Zum Kabinettbeschluss über den Jahreswirtschaftsbericht 2015 erklärt Kerstin Andreae, stellvertretende Fraktionsvorsitzende:

Wirtschaftsminister Gabriel redet viel von zusätzlich notwendigen Investitionen, Vorschläge hat er keine. Es bleibt bei den von Schäuble schon längst angekündigten 3,3 Milliarden Euro - und diese erst ab 2016. Offen bleibt, wie diese konkret verwendet werden sollen. Alles andere sind längst beschlossene Maßnahmen, die Gabriel wie aufgewärmten Kaffee noch mal auf den Tisch bringt.

Deutschland muss mehr Verantwortung für Europa übernehmen. Derzeit zieht die Zentralbank den Karren aus dem Dreck. Nötig sind europäische Zukunftsinvestitionen in Klimaschutz und Energienetze und die Unterstützung von kleinen und mittleren Unternehmen. Wir fordern eine Bundesbeteiligung von 12 Milliarden Euro an Junckers Investitionsprogramm. Gabriel muss sich für die richtige Ausgestaltung im Sinne europäischer und nachhaltiger Projekte stark machen.

Wir fordern die Bundesregierung auf, die gute konjunkturelle Lage und finanziellen Spielräume zu nutzen, um die Investitionen in Energieeffizienz deutlich zu steigern, eine steuerliche Forschungsförderung für den Mittelstand einzuführen und in E-Mobility, schnelles Internet und zeitgemäß ausgestattete Hochschulen zu investieren.
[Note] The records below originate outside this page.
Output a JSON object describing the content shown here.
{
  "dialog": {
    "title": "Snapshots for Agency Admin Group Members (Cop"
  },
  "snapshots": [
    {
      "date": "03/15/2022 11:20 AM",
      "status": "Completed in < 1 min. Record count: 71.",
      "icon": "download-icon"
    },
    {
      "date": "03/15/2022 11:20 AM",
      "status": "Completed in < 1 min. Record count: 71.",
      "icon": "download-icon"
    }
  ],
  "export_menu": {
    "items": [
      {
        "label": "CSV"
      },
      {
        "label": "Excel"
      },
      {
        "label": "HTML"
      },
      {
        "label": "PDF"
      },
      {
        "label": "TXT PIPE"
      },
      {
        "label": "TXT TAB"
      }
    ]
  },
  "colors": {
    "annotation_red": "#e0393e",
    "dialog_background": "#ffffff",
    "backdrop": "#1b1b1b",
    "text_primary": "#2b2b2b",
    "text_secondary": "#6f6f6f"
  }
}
Die Kommunen müssen bei den sozialen Kosten entlastet werden, damit sie wieder mehr investieren können. Auch in diesem Wirtschaftsbericht bleibt die Entlastung ein Lippenbekenntnis.

Ein weltoffener und innovativer Wirtschaftsstandort, wie Deutschland, braucht moderne Einwanderungsbedingungen. Wir fordern ein Einwanderungsgesetz. Das wäre eine Investition in die Zukunft, die kein Geld kostet. Aber sie braucht Mut und politischen Willen und den bringt Wirtschaftsminister Gabriel nicht auf. Es reicht nicht, wenn der Wirtschaftsminister in der Zeitung „Mut zur Einwanderungsgesellschaft“ fordert. Er muss es auch in seinem Jahreswirtschaftsbericht tun.